Put Out to Pasture

Found this article about a TV personality that was laid off at 40 and thought that I would opine a bit about it. Here is the way that the article begins:
Dr. Sean Kenniff has had quite a colorful life. He was one of the five finalists on season 1 of the CBS show Survivor, a respected neurologist, and best known to South Florida viewers as our medical reporter at CBS4 News. Until, like so many caught up in the result of a bad economy, Dr. Sean was laid off.

"On my way home that day, driving with my termination papers and of course reevaluating your life, I saw the cows and for the first time I understood them," 40-year-old Sean told CBS4's Lisa Petrillo.

"They were fenced in and powerless over every aspect of their life. That's just how I felt. I'd been pastured, fenced in and powerless over the circumstances."
I have several friends out of work.. the economy is kicking our collective butts these days.
I can resonate a bit with my unemployed friends. I remember the feelings I had when I was laid off in my early 50s.. got pretty hard on me after a while.. after 15 months I found work again.. it was a good feeling to work again.. but the process was really tough on me.. after a while I really did feel like I was put out to pasture. This instruction for 50+ job-seekers from Monster.com, the job-search website, gets me thinking:
The sad truth is, says Osborne, "in our youth culture, it doesn't hurt to appear younger." That means updating your wardrobe and, if you're overweight, shedding those extra pounds.
An interesting comment.. makes me want to go all Just for Men and do my hair dark brown.. and maybe go out and buy some pants-on-the-ground trousers. Actually it makes me a bit sad to think that "looking young" is an asset for some employers. Gotta wonder if this is just an American phenomenon or if these kinds of attitudes exist in other non-western parts of the world - I once heard that Asian cultures esteem older folks.. wonder if it is true?

What do you think? Is ageism a problem in all industries or just with some employers?


  1. I dare not pat myself on the back....but as an employee when I was nearing retirement age, after 20 years in property management, my work ethics, putting in my "8" hrs and sometimes more, being to work on time taking the appropriate time for lunch....I didn't see this with the younger, dark haired, slim employees. The girl I trained to take my job was young, had a college degree, and came in at the salary I worked 20 years to get!!
    I think employers would be better off hiring us older more experienced workers.
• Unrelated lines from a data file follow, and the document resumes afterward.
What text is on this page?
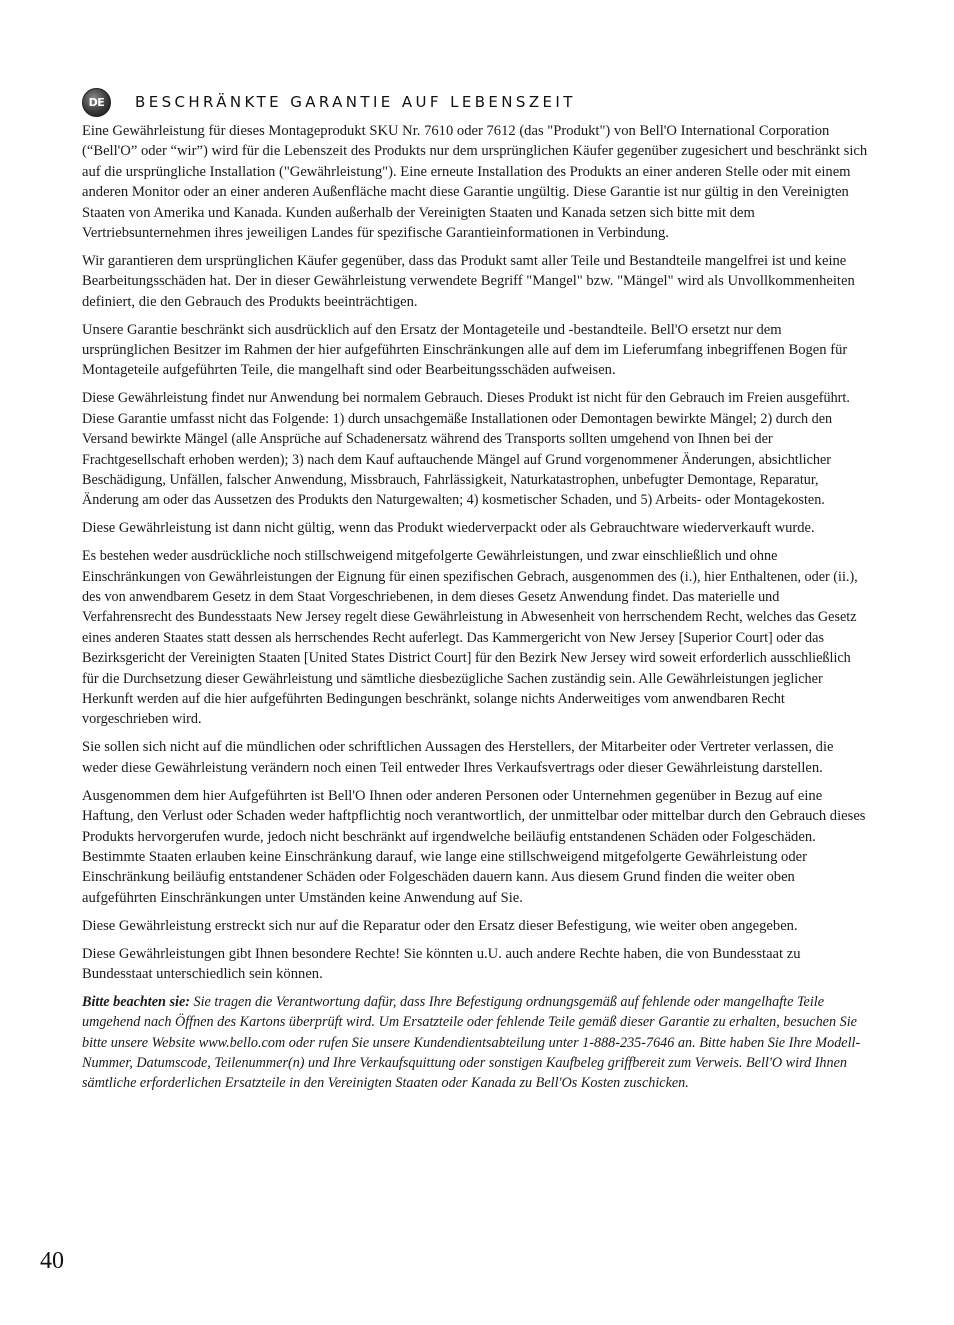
DE BESCHRÄNKTE GARANTIE AUF LEBENSZEIT

Eine Gewährleistung für dieses Montageprodukt SKU Nr. 7610 oder 7612 (das "Produkt") von Bell'O International Corporation (“Bell'O” oder “wir”) wird für die Lebenszeit des Produkts nur dem ursprünglichen Käufer gegenüber zugesichert und beschränkt sich auf die ursprüngliche Installation ("Gewährleistung"). Eine erneute Installation des Produkts an einer anderen Stelle oder mit einem anderen Monitor oder an einer anderen Außenfläche macht diese Garantie ungültig. Diese Garantie ist nur gültig in den Vereinigten Staaten von Amerika und Kanada. Kunden außerhalb der Vereinigten Staaten und Kanada setzen sich bitte mit dem Vertriebsunternehmen ihres jeweiligen Landes für spezifische Garantieinformationen in Verbindung.

Wir garantieren dem ursprünglichen Käufer gegenüber, dass das Produkt samt aller Teile und Bestandteile mangelfrei ist und keine Bearbeitungsschäden hat. Der in dieser Gewährleistung verwendete Begriff "Mangel" bzw. "Mängel" wird als Unvollkommenheiten definiert, die den Gebrauch des Produkts beeinträchtigen.

Unsere Garantie beschränkt sich ausdrücklich auf den Ersatz der Montageteile und -bestandteile. Bell'O ersetzt nur dem ursprünglichen Besitzer im Rahmen der hier aufgeführten Einschränkungen alle auf dem im Lieferumfang inbegriffenen Bogen für Montageteile aufgeführten Teile, die mangelhaft sind oder Bearbeitungsschäden aufweisen.

Diese Gewährleistung findet nur Anwendung bei normalem Gebrauch. Dieses Produkt ist nicht für den Gebrauch im Freien ausgeführt. Diese Garantie umfasst nicht das Folgende: 1) durch unsachgemäße Installationen oder Demontagen bewirkte Mängel; 2) durch den Versand bewirkte Mängel (alle Ansprüche auf Schadenersatz während des Transports sollten umgehend von Ihnen bei der Frachtgesellschaft erhoben werden); 3) nach dem Kauf auftauchende Mängel auf Grund vorgenommener Änderungen, absichtlicher Beschädigung, Unfällen, falscher Anwendung, Missbrauch, Fahrlässigkeit, Naturkatastrophen, unbefugter Demontage, Reparatur, Änderung am oder das Aussetzen des Produkts den Naturgewalten; 4) kosmetischer Schaden, und 5) Arbeits- oder Montagekosten.

Diese Gewährleistung ist dann nicht gültig, wenn das Produkt wiederverpackt oder als Gebrauchtware wiederverkauft wurde.

Es bestehen weder ausdrückliche noch stillschweigend mitgefolgerte Gewährleistungen, und zwar einschließlich und ohne Einschränkungen von Gewährleistungen der Eignung für einen spezifischen Gebrach, ausgenommen des (i.), hier Enthaltenen, oder (ii.), des von anwendbarem Gesetz in dem Staat Vorgeschriebenen, in dem dieses Gesetz Anwendung findet. Das materielle und Verfahrensrecht des Bundesstaats New Jersey regelt diese Gewährleistung in Abwesenheit von herrschendem Recht, welches das Gesetz eines anderen Staates statt dessen als herrschendes Recht auferlegt. Das Kammergericht von New Jersey [Superior Court] oder das Bezirksgericht der Vereinigten Staaten [United States District Court] für den Bezirk New Jersey wird soweit erforderlich ausschließlich für die Durchsetzung dieser Gewährleistung und sämtliche diesbezügliche Sachen zuständig sein. Alle Gewährleistungen jeglicher Herkunft werden auf die hier aufgeführten Bedingungen beschränkt, solange nichts Anderweitiges vom anwendbaren Recht vorgeschrieben wird.

Sie sollen sich nicht auf die mündlichen oder schriftlichen Aussagen des Herstellers, der Mitarbeiter oder Vertreter verlassen, die weder diese Gewährleistung verändern noch einen Teil entweder Ihres Verkaufsvertrags oder dieser Gewährleistung darstellen.

Ausgenommen dem hier Aufgeführten ist Bell'O Ihnen oder anderen Personen oder Unternehmen gegenüber in Bezug auf eine Haftung, den Verlust oder Schaden weder haftpflichtig noch verantwortlich, der unmittelbar oder mittelbar durch den Gebrauch dieses Produkts hervorgerufen wurde, jedoch nicht beschränkt auf irgendwelche beiläufig entstandenen Schäden oder Folgeschäden. Bestimmte Staaten erlauben keine Einschränkung darauf, wie lange eine stillschweigend mitgefolgerte Gewährleistung oder Einschränkung beiläufig entstandener Schäden oder Folgeschäden dauern kann. Aus diesem Grund finden die weiter oben aufgeführten Einschränkungen unter Umständen keine Anwendung auf Sie.

Diese Gewährleistung erstreckt sich nur auf die Reparatur oder den Ersatz dieser Befestigung, wie weiter oben angegeben.

Diese Gewährleistungen gibt Ihnen besondere Rechte! Sie könnten u.U. auch andere Rechte haben, die von Bundesstaat zu Bundesstaat unterschiedlich sein können.

Bitte beachten sie: Sie tragen die Verantwortung dafür, dass Ihre Befestigung ordnungsgemäß auf fehlende oder mangelhafte Teile umgehend nach Öffnen des Kartons überprüft wird. Um Ersatzteile oder fehlende Teile gemäß dieser Garantie zu erhalten, besuchen Sie bitte unsere Website www.bello.com oder rufen Sie unsere Kundendientsabteilung unter 1-888-235-7646 an. Bitte haben Sie Ihre Modell-Nummer, Datumscode, Teilenummer(n) und Ihre Verkaufsquittung oder sonstigen Kaufbeleg griffbereit zum Verweis. Bell'O wird Ihnen sämtliche erforderlichen Ersatzteile in den Vereinigten Staaten oder Kanada zu Bell'Os Kosten zuschicken.

40
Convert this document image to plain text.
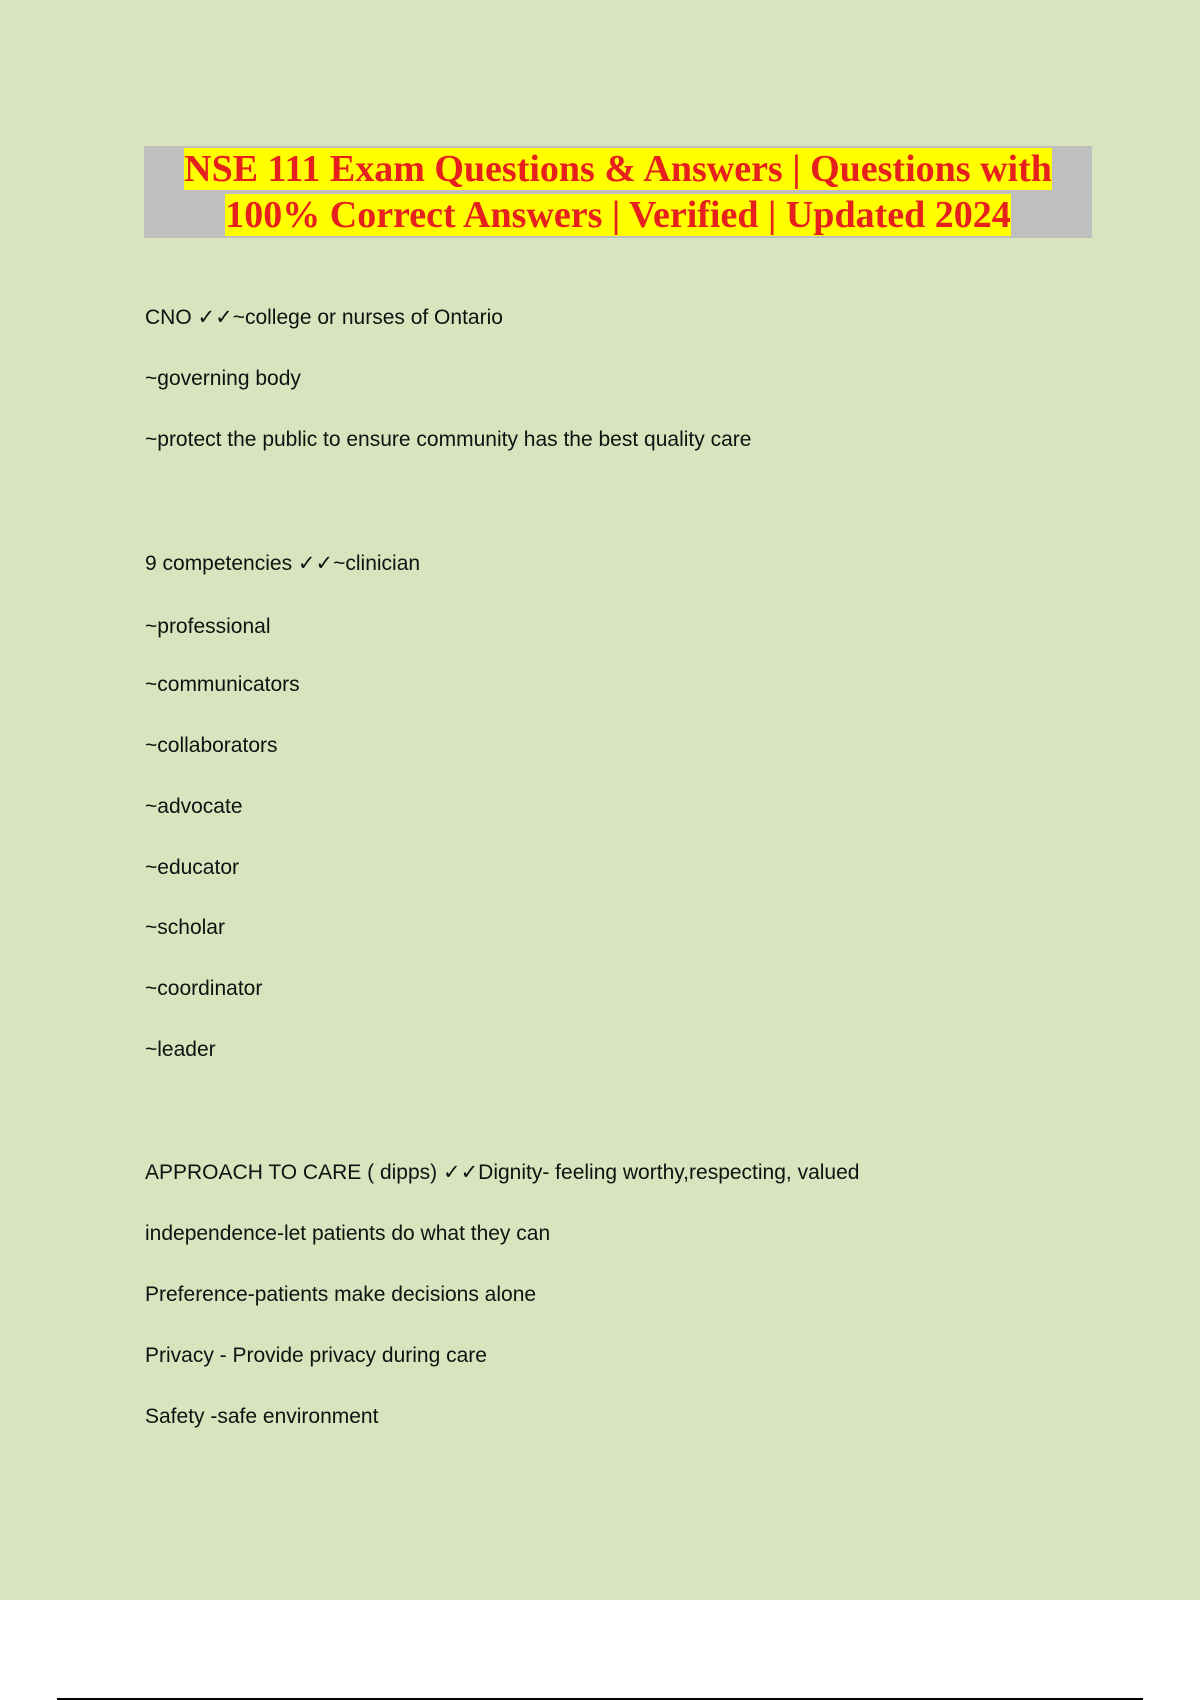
NSE 111 Exam Questions & Answers | Questions with
100% Correct Answers | Verified | Updated 2024
CNO ✓✓~college or nurses of Ontario
~governing body
~protect the public to ensure community has the best quality care
9 competencies ✓✓~clinician
~professional
~communicators
~collaborators
~advocate
~educator
~scholar
~coordinator
~leader
APPROACH TO CARE ( dipps) ✓✓Dignity- feeling worthy,respecting, valued
independence-let patients do what they can
Preference-patients make decisions alone
Privacy - Provide privacy during care
Safety -safe environment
I probably sound bitter....I'm not I always felt God had me in that place for HIS purposes... Not my paycheck.

  2. @Wanda - I also saw a change in the younger workforce but I attributed it to the change in employer loyalty. When I started with AT&T in 1972 their was tremendous company and brand loyalty amongst employees. When I left almost 27 years later the company no longer solicited that kind of loyalty. Employee loyalty had been sadly traded for stock-holder bottom-lined outsourcing and insourcing of contract employees. And recently AT&T has been talking about cutting retiree benefits again.. sigh.

  3. Bob,
    One of my former coworkers had been laid off from AT&T or whatever the local affiliate was at the time. Somebody there thought it appropriate being a phone company, that everyone should be laid off over the phone. Cold. Really, cold.

    I'm a graphic designer and that an industry that's even more youth focused. I just lost a job opportunity because the CEO and COO were targeting 15 to 28 year olds. Even though these guys were in their late 30s they said they needed someone who could translate and speak to that demographic. Though they had tremendous respect for my skills, they didn't feel that I, being 55, could reach that demographic. I think they made the best decision for their company, but it would have been an interesting challenge. Oh well. And yes, I do need to update my wardrobe and lose some pounds. But then again, we've all seen how ridiculous people can sometimes look when they're wearing clothes that don't reflect their age. In fact, sometimes it's embarrassing at best and egregiously pathetic at worst.

    Yesterday the "REemployment Office" told me that my career for the past 25 years was "in decline." But the schools are still pumping out kids every year. That was a bit demoralizing.

    Oh well, today I had lunch with my manager from my employer before last. During our conversation it appeared that he was short-staffed at times. I knew that they could not hire me, so I asked if he'd be interested in using me as a flex-staffer. Part-time, as needed, no benefits, but higher salary to make up the difference. He really liked that idea and is going to present it to his boss.

    Sorry for rambling on so long, but you know that's normal for me.

  4. I wish that your story was the exception rather than the rule Gary. At least the execs were honest with you about it - most employers simply are not. Hope your next interview is a great one.